Das aktuelle Wetter gibt meine Stimmung wieder. Da wo ich herkomme war schönes Wetter, hier ist es trist, kalt und es regnet. Auf die Gefahr mich langsam bei den Schweizer/innen unbeliebt zu machen, mir geht es im Moment nicht so gut, ich bin traurig. Vor ein paar Monaten hat mir jemand ein E-Mail geschrieben und gemeint, ich soll doch auch einmal schreiben, wenn es mir nicht gut geht – nicht immer nur Judihui. Voilà! (*)

Eingesperrt

Quelle: sxc.hu (Amirhd)

Eigentlich sollte man sich ja freuen „nach Hause“ zu kommen. Ich tue es nicht. (**) Wehmütig habe ich gestern meine paar Sachen zusammengepackt (… der grössere Teil bleibt in meiner Wohnung da). Der letzte Abend habe ich mit Freunde an der „Copacabana“ von Belgrad verbracht, an der Ada Ciganlija mit Speiss und Trank, Live-Musik, gutem Essen & einen leckeren Wein. So sollte das Leben nach einem harten Arbeitstag sein.

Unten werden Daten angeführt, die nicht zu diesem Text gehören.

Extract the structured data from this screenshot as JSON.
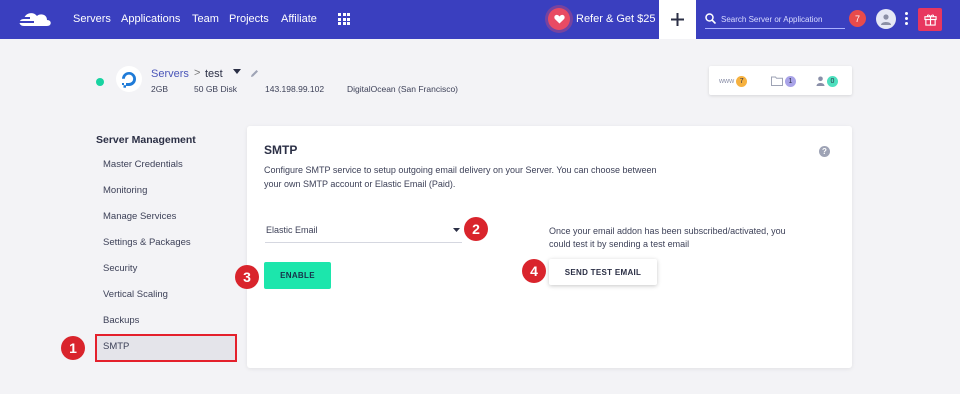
{
  "nav": {
    "links": [
      "Servers",
      "Applications",
      "Team",
      "Projects",
      "Affiliate"
    ],
    "refer_label": "Refer & Get $25",
    "plus_label": "+",
    "search_placeholder": "Search Server or Application",
    "notification_count": "7",
    "colors": {
      "bar": "#3a3fbf",
      "gift": "#e8375f",
      "badge": "#e84b4b"
    }
  },
  "server": {
    "breadcrumb_root": "Servers",
    "breadcrumb_sep": ">",
    "name": "test",
    "ram": "2GB",
    "disk": "50 GB Disk",
    "ip": "143.198.99.102",
    "provider": "DigitalOcean (San Francisco)",
    "status_color": "#18d3a1"
  },
  "stats": {
    "www_label": "www",
    "www_count": "7",
    "files_count": "1",
    "members_count": "0"
  },
  "sidebar": {
    "heading": "Server Management",
    "items": [
      "Master Credentials",
      "Monitoring",
      "Manage Services",
      "Settings & Packages",
      "Security",
      "Vertical Scaling",
      "Backups",
      "SMTP"
    ],
    "active": "SMTP"
  },
  "markers": [
    "1",
    "2",
    "3",
    "4"
  ],
  "smtp": {
    "title": "SMTP",
    "help": "?",
    "description": "Configure SMTP service to setup outgoing email delivery on your Server. You can choose between your own SMTP account or Elastic Email (Paid).",
    "select_value": "Elastic Email",
    "enable_label": "ENABLE",
    "info": "Once your email addon has been subscribed/activated, you could test it by sending a test email",
    "test_label": "SEND TEST EMAIL",
    "colors": {
      "enable": "#1ce6ac",
      "marker": "#d9242c"
    }
  }
}
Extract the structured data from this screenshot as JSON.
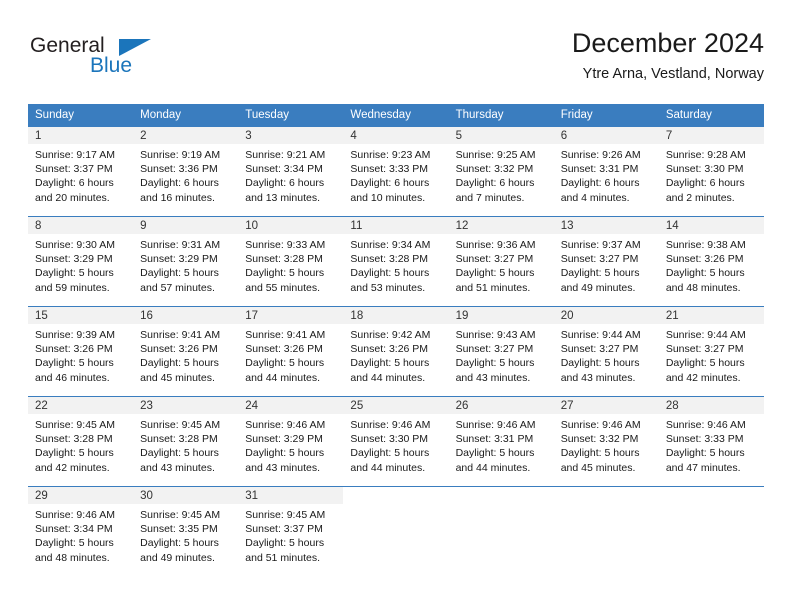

Eine Überleitung finde ich keine. Ich sass vor ein paar Stunden im Flieger, hatte fast Tränen in den Augen (… wie jedes Mal wenn ich aus einem anderen/oder südlichen Land zurückkomme). Wieder zurück, in die Kälte (… und ich meine jetzt damit nicht das Wetter), in die perfekt organisierte, durchstrukturierte, geplante und verplante Schweiz.

In ein paar Wochen bin wieder weg… Hvala!

(*) Vor knapp einem Jahr im Sommer geschrieben, nicht veröffentlicht. Die fast selbe Stimmung im Moment. Darum jetzt veröffentlicht.

(**) 2012. Es gibt doch das eine oder andere, worauf ich mich freue! ;)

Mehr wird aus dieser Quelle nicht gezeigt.